Read his poem "The Love Song of J. Alfred Prufrock"

(1888-1965)
Variant Name(s): Thomas Stearns Eliot (full name); Charles Augustus Conybeare (pseudonym); Reverend Charles James Grimble (pseudonym); Gus Krutzch (pseudonym); Muriel A. Schwartz (pseudonym); J. A. D. Spence (pseudonym); Helen B. Trundlett (pseudonym)
Nationality: English American
Career: Poet, playwright, critic, essayist, banker, educator, and editor

Eliot was born in 1888 in St. Louis, Missouri, a member of a distinguished family that included Puritan ancestors who had been original settlers of Massachusetts. In 1906 Eliot entered Harvard University. He served on the staff of the Harvard Advocate, the university's literary journal, in which he first published parts of "The Love Song of J. Alfred Prufrock." He completed his undergraduate studies in 1909 and his master's degree in English literature the following year. Over the next six years Eliot pursued graduate studies in philosophy at the Sorbonne, Harvard, Marburg, and Oxford, completing his dissertation in 1916. During this time Eliot met Ezra Pound, who became his lifelong friend and an important literary influence. In 1915, while studying in England, Eliot met and later married an Englishwoman named Vivien Haigh-Wood. Their marriage has generally been characterized as unhappy, troubled by Vivien's neurotic illnesses and Eliot's sexual apprehensions. The couple settled in London, and Eliot began teaching at a boy's school while writing reviews for various periodicals and composing poetry. In 1917 Eliot left teaching and began working at Lloyd's Bank; however, he continued to follow his literary pursuits, publishing Prufrock and Other Observations in 1917 and becoming an assistant editor for the journal the Egoist. The combined strain of his failing marriage and the pressures from his banking and writing careers resulted in Eliot's emotional breakdown in 1921. He sought treatment at a sanitorium in Switzerland, where he completed The Waste Land in 1922. Returning to London, Eliot became the founding editor of a new literary journal, the Criterion, in which he published The Waste Land.
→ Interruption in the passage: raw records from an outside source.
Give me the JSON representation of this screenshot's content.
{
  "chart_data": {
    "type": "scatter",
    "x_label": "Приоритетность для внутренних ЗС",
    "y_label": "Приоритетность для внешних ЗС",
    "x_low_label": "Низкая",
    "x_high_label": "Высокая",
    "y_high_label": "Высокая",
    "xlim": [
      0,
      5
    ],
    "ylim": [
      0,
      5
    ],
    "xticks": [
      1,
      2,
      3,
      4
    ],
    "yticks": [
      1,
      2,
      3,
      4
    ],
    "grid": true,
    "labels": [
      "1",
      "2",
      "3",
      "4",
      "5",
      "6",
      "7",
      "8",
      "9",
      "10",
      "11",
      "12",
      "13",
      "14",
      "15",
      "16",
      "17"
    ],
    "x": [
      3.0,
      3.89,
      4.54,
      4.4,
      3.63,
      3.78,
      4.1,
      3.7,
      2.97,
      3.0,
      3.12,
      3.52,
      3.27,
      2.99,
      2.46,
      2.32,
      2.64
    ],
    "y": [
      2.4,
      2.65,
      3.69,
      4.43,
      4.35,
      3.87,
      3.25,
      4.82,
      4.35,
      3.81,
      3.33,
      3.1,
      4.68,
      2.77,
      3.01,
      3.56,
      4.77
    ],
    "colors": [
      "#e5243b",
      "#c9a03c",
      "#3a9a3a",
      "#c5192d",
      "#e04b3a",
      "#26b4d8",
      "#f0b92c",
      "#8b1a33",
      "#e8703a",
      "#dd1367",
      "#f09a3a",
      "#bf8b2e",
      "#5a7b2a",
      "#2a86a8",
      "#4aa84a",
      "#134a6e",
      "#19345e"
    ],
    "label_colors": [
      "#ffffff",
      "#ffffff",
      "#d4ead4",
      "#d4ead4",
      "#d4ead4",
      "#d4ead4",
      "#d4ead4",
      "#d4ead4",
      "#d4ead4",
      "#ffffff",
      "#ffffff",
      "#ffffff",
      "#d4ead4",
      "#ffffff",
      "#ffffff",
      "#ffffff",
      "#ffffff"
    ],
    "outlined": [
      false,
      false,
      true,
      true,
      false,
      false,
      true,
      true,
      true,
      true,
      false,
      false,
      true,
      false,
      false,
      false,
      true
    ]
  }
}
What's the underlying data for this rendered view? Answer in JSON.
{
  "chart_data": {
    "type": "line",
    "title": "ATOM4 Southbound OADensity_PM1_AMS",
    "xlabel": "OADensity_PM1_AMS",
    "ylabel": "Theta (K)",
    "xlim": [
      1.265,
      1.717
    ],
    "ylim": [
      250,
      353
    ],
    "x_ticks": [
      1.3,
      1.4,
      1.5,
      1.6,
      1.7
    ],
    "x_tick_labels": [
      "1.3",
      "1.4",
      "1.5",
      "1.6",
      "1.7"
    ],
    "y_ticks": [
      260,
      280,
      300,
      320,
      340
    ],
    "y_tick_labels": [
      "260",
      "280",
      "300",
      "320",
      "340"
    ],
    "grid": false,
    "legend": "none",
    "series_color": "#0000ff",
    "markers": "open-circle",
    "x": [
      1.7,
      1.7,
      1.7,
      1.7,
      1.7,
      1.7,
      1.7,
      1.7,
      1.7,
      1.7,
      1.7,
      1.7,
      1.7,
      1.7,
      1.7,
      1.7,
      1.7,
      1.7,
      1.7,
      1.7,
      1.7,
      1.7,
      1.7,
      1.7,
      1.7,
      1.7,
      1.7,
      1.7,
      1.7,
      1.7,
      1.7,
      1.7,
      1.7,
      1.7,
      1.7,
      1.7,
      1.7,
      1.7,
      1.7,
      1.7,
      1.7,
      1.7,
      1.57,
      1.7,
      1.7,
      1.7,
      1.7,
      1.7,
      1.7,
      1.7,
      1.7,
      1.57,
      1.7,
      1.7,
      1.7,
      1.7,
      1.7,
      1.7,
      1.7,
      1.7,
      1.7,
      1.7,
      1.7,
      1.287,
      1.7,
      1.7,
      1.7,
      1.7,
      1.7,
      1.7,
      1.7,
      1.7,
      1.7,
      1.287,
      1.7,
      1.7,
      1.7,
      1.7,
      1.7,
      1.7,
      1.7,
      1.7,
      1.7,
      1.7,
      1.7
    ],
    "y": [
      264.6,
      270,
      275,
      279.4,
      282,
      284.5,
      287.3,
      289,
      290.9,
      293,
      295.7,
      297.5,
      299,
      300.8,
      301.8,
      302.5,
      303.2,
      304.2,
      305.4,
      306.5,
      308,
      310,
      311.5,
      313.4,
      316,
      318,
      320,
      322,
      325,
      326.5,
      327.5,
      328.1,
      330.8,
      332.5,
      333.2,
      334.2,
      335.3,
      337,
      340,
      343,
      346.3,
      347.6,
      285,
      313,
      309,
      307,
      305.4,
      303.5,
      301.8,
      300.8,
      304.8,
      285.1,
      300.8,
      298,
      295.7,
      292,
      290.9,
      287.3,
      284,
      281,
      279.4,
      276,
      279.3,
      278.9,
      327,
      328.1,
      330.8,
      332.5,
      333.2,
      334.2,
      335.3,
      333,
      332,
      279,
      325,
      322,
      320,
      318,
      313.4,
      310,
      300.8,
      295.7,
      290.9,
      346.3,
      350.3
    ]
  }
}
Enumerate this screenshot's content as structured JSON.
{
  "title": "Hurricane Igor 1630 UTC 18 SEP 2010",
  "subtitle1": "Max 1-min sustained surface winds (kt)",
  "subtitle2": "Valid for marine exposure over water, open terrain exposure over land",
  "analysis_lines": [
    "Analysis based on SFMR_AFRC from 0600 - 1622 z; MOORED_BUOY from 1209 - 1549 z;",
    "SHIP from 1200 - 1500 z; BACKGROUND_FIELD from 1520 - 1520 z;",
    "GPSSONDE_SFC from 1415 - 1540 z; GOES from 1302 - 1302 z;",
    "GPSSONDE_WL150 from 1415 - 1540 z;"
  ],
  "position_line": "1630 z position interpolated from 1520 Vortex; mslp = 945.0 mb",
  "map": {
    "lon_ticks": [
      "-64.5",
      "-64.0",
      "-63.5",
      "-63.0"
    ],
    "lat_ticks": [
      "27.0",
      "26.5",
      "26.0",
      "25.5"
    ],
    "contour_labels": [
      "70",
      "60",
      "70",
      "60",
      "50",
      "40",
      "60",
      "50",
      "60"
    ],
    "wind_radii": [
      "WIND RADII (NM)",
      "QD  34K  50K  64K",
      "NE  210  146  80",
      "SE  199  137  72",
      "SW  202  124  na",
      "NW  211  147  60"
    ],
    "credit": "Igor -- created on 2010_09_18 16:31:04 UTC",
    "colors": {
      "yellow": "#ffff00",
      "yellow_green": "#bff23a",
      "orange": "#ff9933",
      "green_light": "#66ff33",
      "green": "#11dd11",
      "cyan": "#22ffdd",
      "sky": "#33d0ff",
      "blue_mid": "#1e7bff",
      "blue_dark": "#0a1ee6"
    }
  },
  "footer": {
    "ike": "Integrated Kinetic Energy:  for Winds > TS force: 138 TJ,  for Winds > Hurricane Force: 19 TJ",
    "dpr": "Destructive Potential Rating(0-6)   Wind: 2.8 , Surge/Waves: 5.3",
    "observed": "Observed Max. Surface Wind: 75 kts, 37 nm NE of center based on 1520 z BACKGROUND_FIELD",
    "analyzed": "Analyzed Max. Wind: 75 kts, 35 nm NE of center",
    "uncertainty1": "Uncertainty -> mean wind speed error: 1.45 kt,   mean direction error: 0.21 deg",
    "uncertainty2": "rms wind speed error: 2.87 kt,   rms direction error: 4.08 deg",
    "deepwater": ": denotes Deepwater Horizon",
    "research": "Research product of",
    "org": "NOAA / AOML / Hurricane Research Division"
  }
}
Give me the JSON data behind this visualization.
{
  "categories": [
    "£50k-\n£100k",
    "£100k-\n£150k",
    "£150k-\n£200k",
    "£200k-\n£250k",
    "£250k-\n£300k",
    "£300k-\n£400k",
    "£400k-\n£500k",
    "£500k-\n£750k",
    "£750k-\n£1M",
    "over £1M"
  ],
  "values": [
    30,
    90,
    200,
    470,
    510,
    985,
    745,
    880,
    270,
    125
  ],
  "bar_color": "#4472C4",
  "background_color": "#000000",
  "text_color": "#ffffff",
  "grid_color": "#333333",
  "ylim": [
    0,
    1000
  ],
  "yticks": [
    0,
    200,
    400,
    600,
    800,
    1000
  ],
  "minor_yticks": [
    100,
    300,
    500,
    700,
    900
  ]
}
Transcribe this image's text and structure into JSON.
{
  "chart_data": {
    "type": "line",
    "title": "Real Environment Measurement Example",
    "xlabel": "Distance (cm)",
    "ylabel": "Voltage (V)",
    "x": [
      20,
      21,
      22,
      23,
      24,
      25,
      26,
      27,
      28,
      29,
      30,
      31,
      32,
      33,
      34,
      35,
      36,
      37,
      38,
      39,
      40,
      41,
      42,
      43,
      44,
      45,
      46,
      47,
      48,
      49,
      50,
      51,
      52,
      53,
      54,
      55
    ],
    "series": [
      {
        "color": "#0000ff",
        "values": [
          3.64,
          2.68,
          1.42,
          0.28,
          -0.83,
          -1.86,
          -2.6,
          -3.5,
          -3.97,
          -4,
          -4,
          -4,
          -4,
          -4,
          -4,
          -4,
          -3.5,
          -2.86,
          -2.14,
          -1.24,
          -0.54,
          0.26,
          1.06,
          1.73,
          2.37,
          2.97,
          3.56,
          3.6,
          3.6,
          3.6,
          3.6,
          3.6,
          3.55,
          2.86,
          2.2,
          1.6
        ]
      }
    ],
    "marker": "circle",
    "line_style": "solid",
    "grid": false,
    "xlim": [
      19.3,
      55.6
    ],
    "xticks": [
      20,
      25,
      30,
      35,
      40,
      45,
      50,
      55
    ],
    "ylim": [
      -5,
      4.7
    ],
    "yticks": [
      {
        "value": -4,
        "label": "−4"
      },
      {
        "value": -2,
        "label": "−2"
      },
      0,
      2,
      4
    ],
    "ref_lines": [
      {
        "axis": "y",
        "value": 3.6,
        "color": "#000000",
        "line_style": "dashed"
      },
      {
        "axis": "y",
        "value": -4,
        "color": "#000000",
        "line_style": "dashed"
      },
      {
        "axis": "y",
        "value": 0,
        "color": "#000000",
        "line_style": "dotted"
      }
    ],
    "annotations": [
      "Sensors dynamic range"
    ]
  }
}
The Criterion is now recognized as one of the most distinguished periodicals in the 20th century.

After having lived in England for over a decade, in 1927 Eliot became a British subject and a member of the Anglican Church. Five years later, he received a one-year appointment to the Charles Eliot Norton professorship at Harvard and subsequently lectured at major universities throughout the United States. Also during the 1930s Eliot began devoting much of his time to writing verse dramas. During World War II Eliot wrote his last major poetic works, East Coker (1940), Burnt Norton (1941), The Dry Salvages (1941), and Little Gidding (1942, together published as Four Quartets). Eliot experienced marked changes in his personal life beginning in 1947, when Vivien died after having spent several years in an institution. He subsequently met Valerie Fletcher, who became his secretary and later his wife, and with whom he enjoyed a stable and happy relationship for the rest of his life. In 1948 Eliot received both the Nobel Prize for Literature and the Order of Merit by George VI, both honors — along with his newfound popularity as a dramatist — augmenting his stature as a celebrated literary figure which he maintained until his death in 1965. Eliot's ashes are in repose at St. Michael's in East Coker.